Each vault has its own unique receipt token, which is minted every time you make a deposit. These receipt tokens have an inherent value that is linked to the perpetual ratio of the vault. As the perpetual ratio for a vault increases, so does the value of your underlying receipt token. In this way, the perpetual ratio acts as an internal pricing mechanism for our vaults.
At a high level, you can think of the perpetual ratio as an exchange rate between the vault token and the vault receipt token. For example, using the currency pair for the pound and the euro, GBP/EUR. An exchange rate of 100 would mean that 1 pound equals 100 euros. In a similar fashion, if the perpetual ratio of a vault was 100, it would mean 1 vault receipt token equals 100 of the underlying vault token.
In short, the perpetual ratio is a unique and powerful mechanism that has been integrated across all our vaults to ensure you're able to generate significant returns over time. Not only does it provide a fantastic opportunity for those who want to see their balance grow exponentially, but it also allows you to earn an increasing amount of rewards as your underlying balance grows.

## FAQs

• The way in which the perpetual ratio operates can be visualized as a double-sided scale, with the weight of staked tokens on one side and the weight of receipt tokens on the other. When the supply of staked tokens increases and the supply of receipt tokens remains constant, this creates an imbalance and causes the side holding receipt tokens to become heavier.
• Think of it as two pans hanging from a balance beam, with the staked tokens on one pan and the receipt tokens on the other. If the supply of staked tokens increases and the supply of receipt tokens stays the same, the side holding the staked tokens will become heavier and the scale will tilt towards that side.
• This imbalance occurs in certain situations when the protocol adds tokens to the vault without minting an equivalent amount of receipt tokens. For example, this happens when the protocol adds tokens from the deposit fee or withdrawal fee. As a result, you can expect the perpetual ratio of a vault to increase every time tokens are deposited, unless the deposit fee is set to 0%. Similarly, if there is a withdrawal fee, the perpetual ratio will increase with each withdrawal.
• The Perpetual Ratio is a key metric that can impact the value of your staked tokens in a vault. As the perpetual ratio increases, the value of your receipt tokens will also increase, which will translate to an increased staked balance in the vault.
This in turn, can result in you receiving a larger share of the rewards allocated to the vault, and a higher balance of compounded yields that can be withdrawn.

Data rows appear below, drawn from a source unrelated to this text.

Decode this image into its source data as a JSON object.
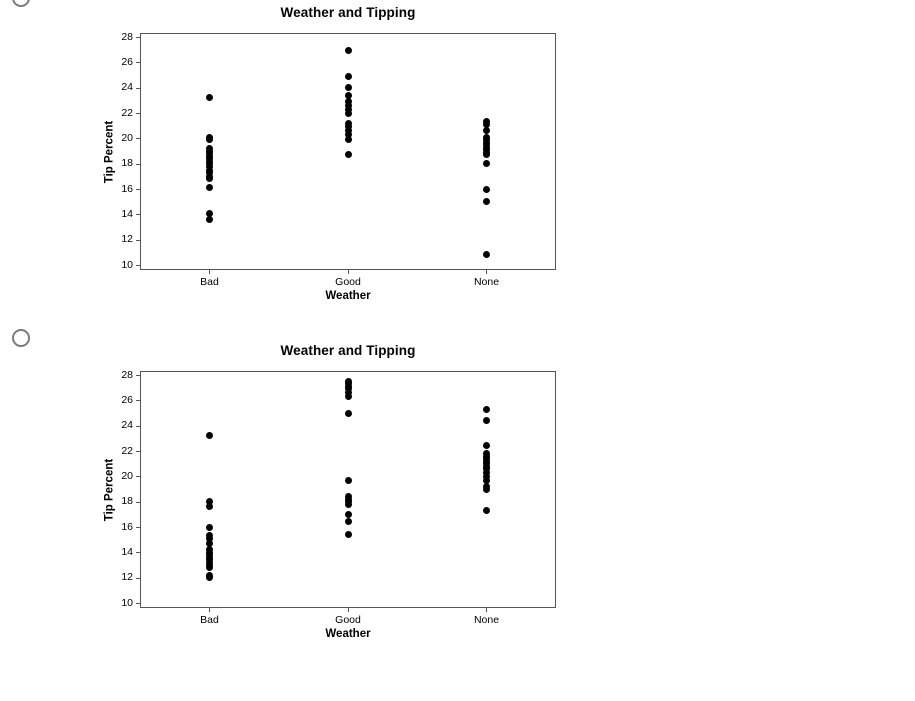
{
  "page": {
    "background": "#ffffff"
  },
  "options": [
    {
      "id": "A",
      "selected": false
    },
    {
      "id": "B",
      "selected": false
    }
  ],
  "colors": {
    "dot": "#000000",
    "frame": "#565656",
    "text": "#000000",
    "radio_border": "#7b7b7b"
  },
  "chart_data": [
    {
      "type": "scatter",
      "variant": "strip-plot",
      "title": "Weather and Tipping",
      "xlabel": "Weather",
      "ylabel": "Tip Percent",
      "ylim": [
        10,
        28
      ],
      "yticks": [
        28,
        26,
        24,
        22,
        20,
        18,
        16,
        14,
        12,
        10
      ],
      "categories": [
        "Bad",
        "Good",
        "None"
      ],
      "grid": false,
      "legend": "none",
      "series": [
        {
          "name": "Bad",
          "values": [
            23.2,
            20.1,
            19.9,
            19.2,
            19.0,
            18.8,
            18.6,
            18.4,
            18.2,
            18.0,
            17.8,
            17.5,
            17.3,
            17.0,
            16.8,
            16.1,
            14.1,
            13.6
          ]
        },
        {
          "name": "Good",
          "values": [
            26.9,
            24.9,
            24.0,
            23.4,
            22.9,
            22.6,
            22.3,
            22.0,
            21.2,
            20.9,
            20.6,
            20.3,
            19.9,
            18.7
          ]
        },
        {
          "name": "None",
          "values": [
            21.3,
            21.1,
            20.6,
            20.1,
            19.9,
            19.7,
            19.5,
            19.3,
            19.1,
            18.9,
            18.7,
            18.0,
            16.0,
            15.0,
            10.8
          ]
        }
      ]
    },
    {
      "type": "scatter",
      "variant": "strip-plot",
      "title": "Weather and Tipping",
      "xlabel": "Weather",
      "ylabel": "Tip Percent",
      "ylim": [
        10,
        28
      ],
      "yticks": [
        28,
        26,
        24,
        22,
        20,
        18,
        16,
        14,
        12,
        10
      ],
      "categories": [
        "Bad",
        "Good",
        "None"
      ],
      "grid": false,
      "legend": "none",
      "series": [
        {
          "name": "Bad",
          "values": [
            23.2,
            18.0,
            17.6,
            16.0,
            15.3,
            15.1,
            14.7,
            14.2,
            14.0,
            13.8,
            13.6,
            13.4,
            13.2,
            13.0,
            12.8,
            12.2,
            12.0
          ]
        },
        {
          "name": "Good",
          "values": [
            27.5,
            27.3,
            27.1,
            26.9,
            26.6,
            26.3,
            25.0,
            19.7,
            18.4,
            18.2,
            18.0,
            17.8,
            17.0,
            16.4,
            15.4
          ]
        },
        {
          "name": "None",
          "values": [
            25.3,
            24.4,
            22.4,
            21.8,
            21.6,
            21.4,
            21.2,
            21.0,
            20.8,
            20.6,
            20.3,
            20.0,
            19.7,
            19.2,
            19.0,
            17.3
          ]
        }
      ]
    }
  ]
}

• In order to maximize the benefits of the Perpetual Ratio, it is recommended that you aim for a low perpetual ratio by entering the vault as early as possible and staying staked for as long as possible. However, it is important to note that remaining staked or entering early is not required, as the Perpetual Ratio is guaranteed to increase as the TVL of the vault grows.

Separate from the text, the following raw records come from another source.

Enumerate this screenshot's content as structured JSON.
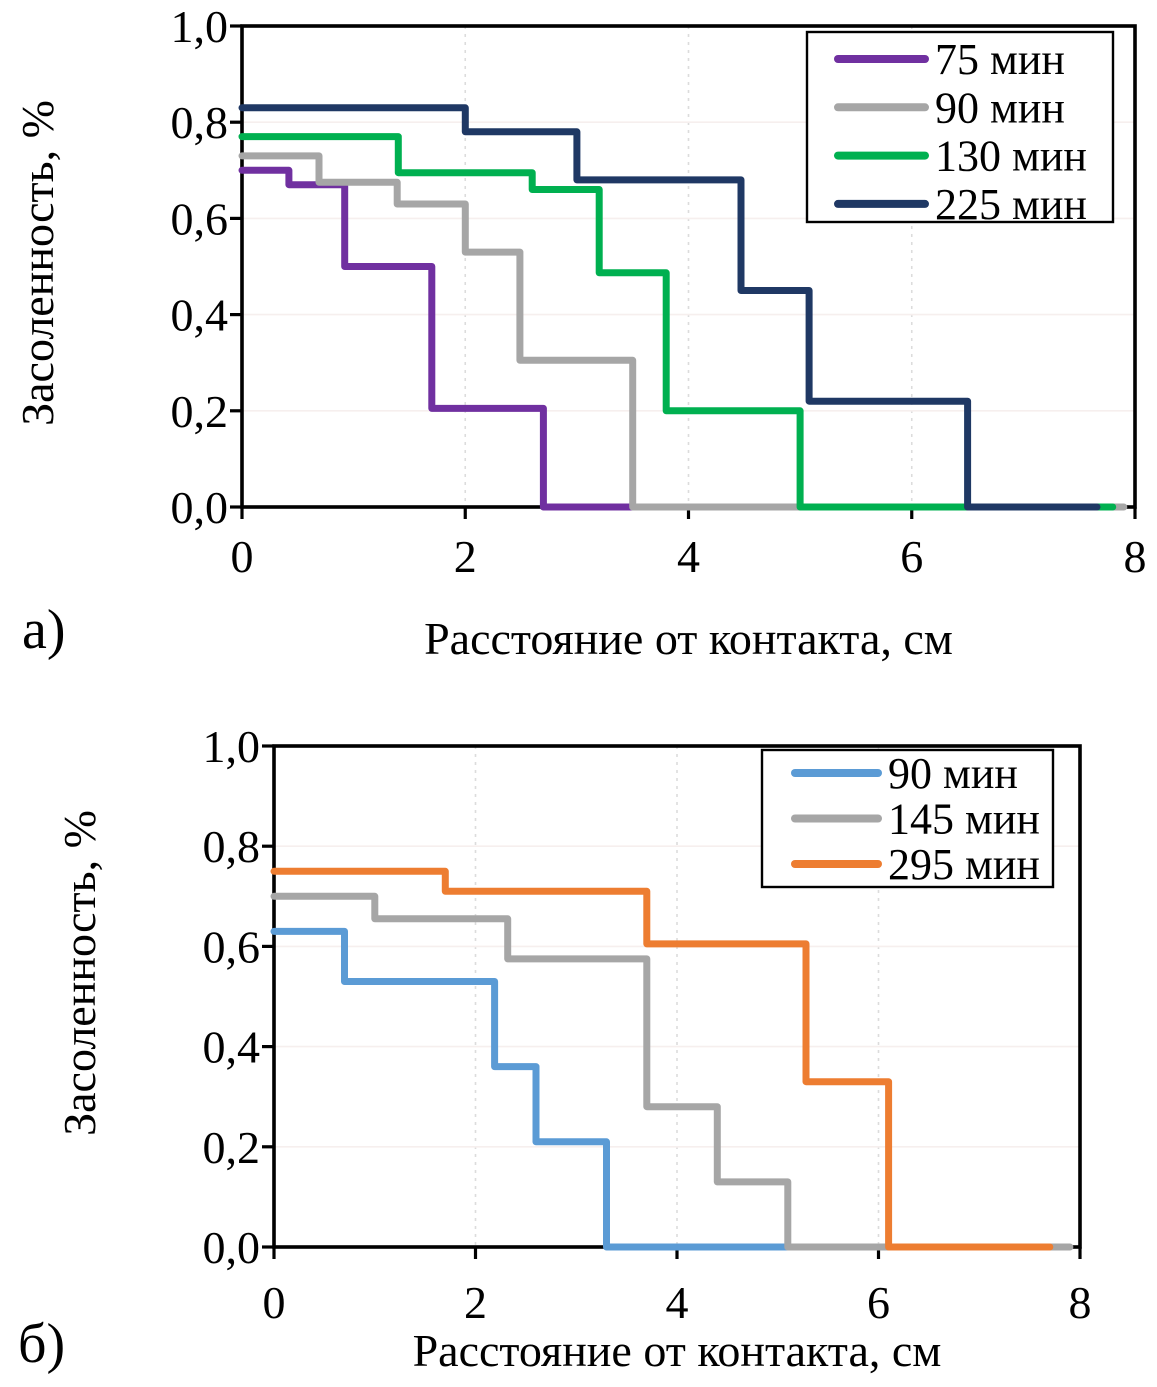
{
  "figure": {
    "panel_a_label": "а)",
    "panel_b_label": "б)"
  },
  "colors": {
    "axis": "#000000",
    "grid_vertical": "#dcdcdc",
    "grid_horizontal": "#f6efee",
    "legend_border": "#000000",
    "background": "#ffffff"
  },
  "chart_data": [
    {
      "id": "a",
      "type": "line",
      "line_style": "step-post",
      "panel_label": "а)",
      "xlabel": "Расстояние от контакта, см",
      "ylabel": "Засоленность, %",
      "xlim": [
        0,
        8
      ],
      "ylim": [
        0.0,
        1.0
      ],
      "x_tick_values": [
        0,
        2,
        4,
        6,
        8
      ],
      "x_tick_labels": [
        "0",
        "2",
        "4",
        "6",
        "8"
      ],
      "y_tick_values": [
        0,
        0.2,
        0.4,
        0.6,
        0.8,
        1.0
      ],
      "y_tick_labels": [
        "0,0",
        "0,2",
        "0,4",
        "0,6",
        "0,8",
        "1,0"
      ],
      "grid": true,
      "legend_position": "top-right",
      "series": [
        {
          "name": "75 мин",
          "color": "#7030A0",
          "points": [
            [
              0,
              0.7
            ],
            [
              0.42,
              0.7
            ],
            [
              0.42,
              0.67
            ],
            [
              0.92,
              0.67
            ],
            [
              0.92,
              0.5
            ],
            [
              1.7,
              0.5
            ],
            [
              1.7,
              0.205
            ],
            [
              2.7,
              0.205
            ],
            [
              2.7,
              0
            ],
            [
              3.6,
              0
            ]
          ]
        },
        {
          "name": "90 мин",
          "color": "#A6A6A6",
          "points": [
            [
              0,
              0.73
            ],
            [
              0.69,
              0.73
            ],
            [
              0.69,
              0.675
            ],
            [
              1.39,
              0.675
            ],
            [
              1.39,
              0.63
            ],
            [
              2.0,
              0.63
            ],
            [
              2.0,
              0.53
            ],
            [
              2.49,
              0.53
            ],
            [
              2.49,
              0.305
            ],
            [
              3.5,
              0.305
            ],
            [
              3.5,
              0
            ],
            [
              7.9,
              0
            ]
          ]
        },
        {
          "name": "130 мин",
          "color": "#00B050",
          "points": [
            [
              0,
              0.77
            ],
            [
              1.4,
              0.77
            ],
            [
              1.4,
              0.695
            ],
            [
              2.6,
              0.695
            ],
            [
              2.6,
              0.66
            ],
            [
              3.2,
              0.66
            ],
            [
              3.2,
              0.487
            ],
            [
              3.8,
              0.487
            ],
            [
              3.8,
              0.2
            ],
            [
              5.0,
              0.2
            ],
            [
              5.0,
              0
            ],
            [
              7.8,
              0
            ]
          ]
        },
        {
          "name": "225 мин",
          "color": "#1F3864",
          "points": [
            [
              0,
              0.83
            ],
            [
              2.0,
              0.83
            ],
            [
              2.0,
              0.78
            ],
            [
              3.0,
              0.78
            ],
            [
              3.0,
              0.68
            ],
            [
              4.47,
              0.68
            ],
            [
              4.47,
              0.45
            ],
            [
              5.08,
              0.45
            ],
            [
              5.08,
              0.22
            ],
            [
              6.5,
              0.22
            ],
            [
              6.5,
              0
            ],
            [
              7.66,
              0
            ]
          ]
        }
      ]
    },
    {
      "id": "b",
      "type": "line",
      "line_style": "step-post",
      "panel_label": "б)",
      "xlabel": "Расстояние от контакта, см",
      "ylabel": "Засоленность, %",
      "xlim": [
        0,
        8
      ],
      "ylim": [
        0.0,
        1.0
      ],
      "x_tick_values": [
        0,
        2,
        4,
        6,
        8
      ],
      "x_tick_labels": [
        "0",
        "2",
        "4",
        "6",
        "8"
      ],
      "y_tick_values": [
        0,
        0.2,
        0.4,
        0.6,
        0.8,
        1.0
      ],
      "y_tick_labels": [
        "0,0",
        "0,2",
        "0,4",
        "0,6",
        "0,8",
        "1,0"
      ],
      "grid": true,
      "legend_position": "top-right",
      "series": [
        {
          "name": "90 мин",
          "color": "#5B9BD5",
          "points": [
            [
              0,
              0.63
            ],
            [
              0.7,
              0.63
            ],
            [
              0.7,
              0.53
            ],
            [
              2.19,
              0.53
            ],
            [
              2.19,
              0.36
            ],
            [
              2.6,
              0.36
            ],
            [
              2.6,
              0.21
            ],
            [
              3.3,
              0.21
            ],
            [
              3.3,
              0
            ],
            [
              5.1,
              0
            ]
          ]
        },
        {
          "name": "145 мин",
          "color": "#A6A6A6",
          "points": [
            [
              0,
              0.7
            ],
            [
              1.0,
              0.7
            ],
            [
              1.0,
              0.655
            ],
            [
              2.32,
              0.655
            ],
            [
              2.32,
              0.575
            ],
            [
              3.7,
              0.575
            ],
            [
              3.7,
              0.28
            ],
            [
              4.4,
              0.28
            ],
            [
              4.4,
              0.13
            ],
            [
              5.1,
              0.13
            ],
            [
              5.1,
              0
            ],
            [
              7.9,
              0
            ]
          ]
        },
        {
          "name": "295 мин",
          "color": "#ED7D31",
          "points": [
            [
              0,
              0.75
            ],
            [
              1.7,
              0.75
            ],
            [
              1.7,
              0.71
            ],
            [
              3.7,
              0.71
            ],
            [
              3.7,
              0.605
            ],
            [
              5.28,
              0.605
            ],
            [
              5.28,
              0.33
            ],
            [
              6.1,
              0.33
            ],
            [
              6.1,
              0
            ],
            [
              7.7,
              0
            ]
          ]
        }
      ]
    }
  ]
}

• Regardless of your strategy, it is important to be aware of how the Perpetual Ratio works and how it can impact your position in the vault. Keep in mind that if you make a withdrawal, your receipt tokens will not be the same amount as when you redeposit, as the Perpetual Ratio would have increased.

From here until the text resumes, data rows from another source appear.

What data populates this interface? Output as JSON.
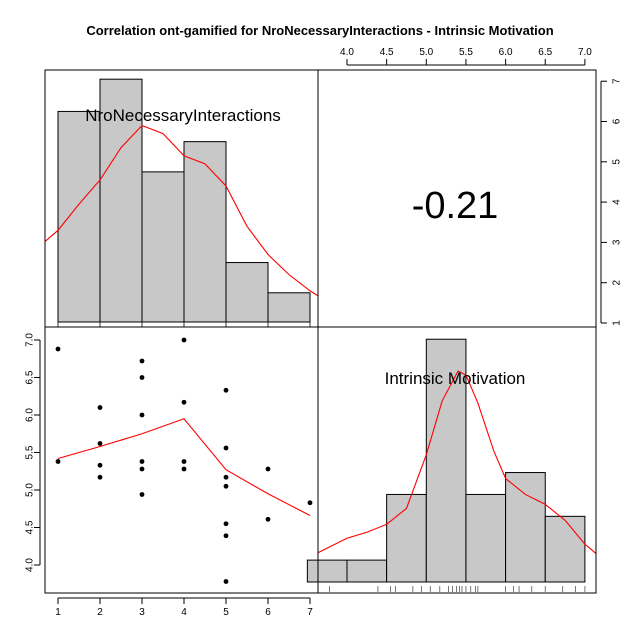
{
  "title": "Correlation ont-gamified for NroNecessaryInteractions - Intrinsic Motivation",
  "chart_data": {
    "type": "scatter",
    "title": "Correlation ont-gamified for NroNecessaryInteractions - Intrinsic Motivation",
    "variables": [
      "NroNecessaryInteractions",
      "Intrinsic Motivation"
    ],
    "correlation": "-0.21",
    "x_ticks": [
      "1",
      "2",
      "3",
      "4",
      "5",
      "6",
      "7"
    ],
    "y_ticks": [
      "4.0",
      "4.5",
      "5.0",
      "5.5",
      "6.0",
      "6.5",
      "7.0"
    ],
    "top_ticks": [
      "4.0",
      "4.5",
      "5.0",
      "5.5",
      "6.0",
      "6.5",
      "7.0"
    ],
    "right_ticks": [
      "1",
      "2",
      "3",
      "4",
      "5",
      "6",
      "7"
    ],
    "xlim": [
      0.9,
      7.3
    ],
    "ylim": [
      3.7,
      7.1
    ],
    "scatter": {
      "x": [
        1,
        1,
        2,
        2,
        2,
        2,
        3,
        3,
        3,
        3,
        3,
        3,
        4,
        4,
        4,
        4,
        5,
        5,
        5,
        5,
        5,
        5,
        5,
        6,
        6,
        7
      ],
      "y": [
        6.88,
        5.38,
        6.1,
        5.62,
        5.33,
        5.17,
        6.72,
        6.5,
        6.0,
        5.38,
        5.28,
        4.94,
        7.0,
        6.17,
        5.38,
        5.28,
        6.33,
        5.56,
        5.17,
        5.05,
        4.55,
        4.39,
        3.78,
        5.28,
        4.61,
        4.83
      ],
      "smooth_x": [
        1,
        2,
        3,
        4,
        5,
        6,
        7
      ],
      "smooth_y": [
        5.42,
        5.58,
        5.75,
        5.95,
        5.27,
        4.95,
        4.66
      ]
    },
    "hist_x": {
      "breaks": [
        1,
        2,
        3,
        4,
        5,
        6,
        7
      ],
      "heights": [
        6.25,
        7.05,
        4.75,
        5.5,
        2.5,
        1.75
      ],
      "density_x": [
        0.0,
        0.5,
        1.0,
        1.5,
        2.0,
        2.5,
        3.0,
        3.5,
        4.0,
        4.5,
        5.0,
        5.5,
        6.0,
        6.5,
        7.0,
        7.3
      ],
      "density_y": [
        2.4,
        2.85,
        3.3,
        3.95,
        4.55,
        5.35,
        5.9,
        5.7,
        5.15,
        4.95,
        4.4,
        3.4,
        2.7,
        2.2,
        1.8,
        1.6
      ]
    },
    "hist_y": {
      "breaks": [
        3.5,
        4.0,
        4.5,
        5.0,
        5.5,
        6.0,
        6.5,
        7.0
      ],
      "heights": [
        0.55,
        0.55,
        2.2,
        6.1,
        2.2,
        2.75,
        1.65
      ],
      "density_x": [
        3.45,
        3.75,
        4.0,
        4.25,
        4.5,
        4.75,
        5.0,
        5.2,
        5.4,
        5.5,
        5.65,
        5.85,
        6.0,
        6.25,
        6.5,
        6.75,
        7.0,
        7.15
      ],
      "density_y": [
        0.55,
        0.85,
        1.1,
        1.25,
        1.45,
        1.85,
        3.2,
        4.55,
        5.3,
        5.2,
        4.5,
        3.3,
        2.6,
        2.2,
        1.95,
        1.55,
        0.95,
        0.7
      ],
      "rug": [
        3.78,
        4.39,
        4.55,
        4.61,
        4.83,
        4.94,
        5.05,
        5.17,
        5.28,
        5.33,
        5.38,
        5.42,
        5.45,
        5.5,
        5.56,
        5.62,
        5.65,
        6.0,
        6.1,
        6.17,
        6.33,
        6.5,
        6.72,
        6.88,
        7.0
      ]
    },
    "colors": {
      "bar_fill": "#c8c8c8",
      "bar_stroke": "#000000",
      "density_line": "#ff0000",
      "smooth_line": "#ff0000",
      "points": "#000000"
    }
  }
}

• The perpetual ratio in a vault will never decrease when you make a withdrawal. When you withdraw your staked tokens, our protocol burns an equal amount of receipt tokens and removes the same amount of staked tokens from the vault. So, the balance between staked and receipt tokens is maintained, keeping the perpetual ratio constant.
• However, if a withdrawal fee is added, you will receive fewer staked tokens in exchange for the same amount of receipt tokens being burned. This means that the balance of staked and receipt tokens in the vault will decrease, and the perpetual ratio will increase. In short, the perpetual ratio remains constant unless a withdrawal fee is added, in which case it can increase.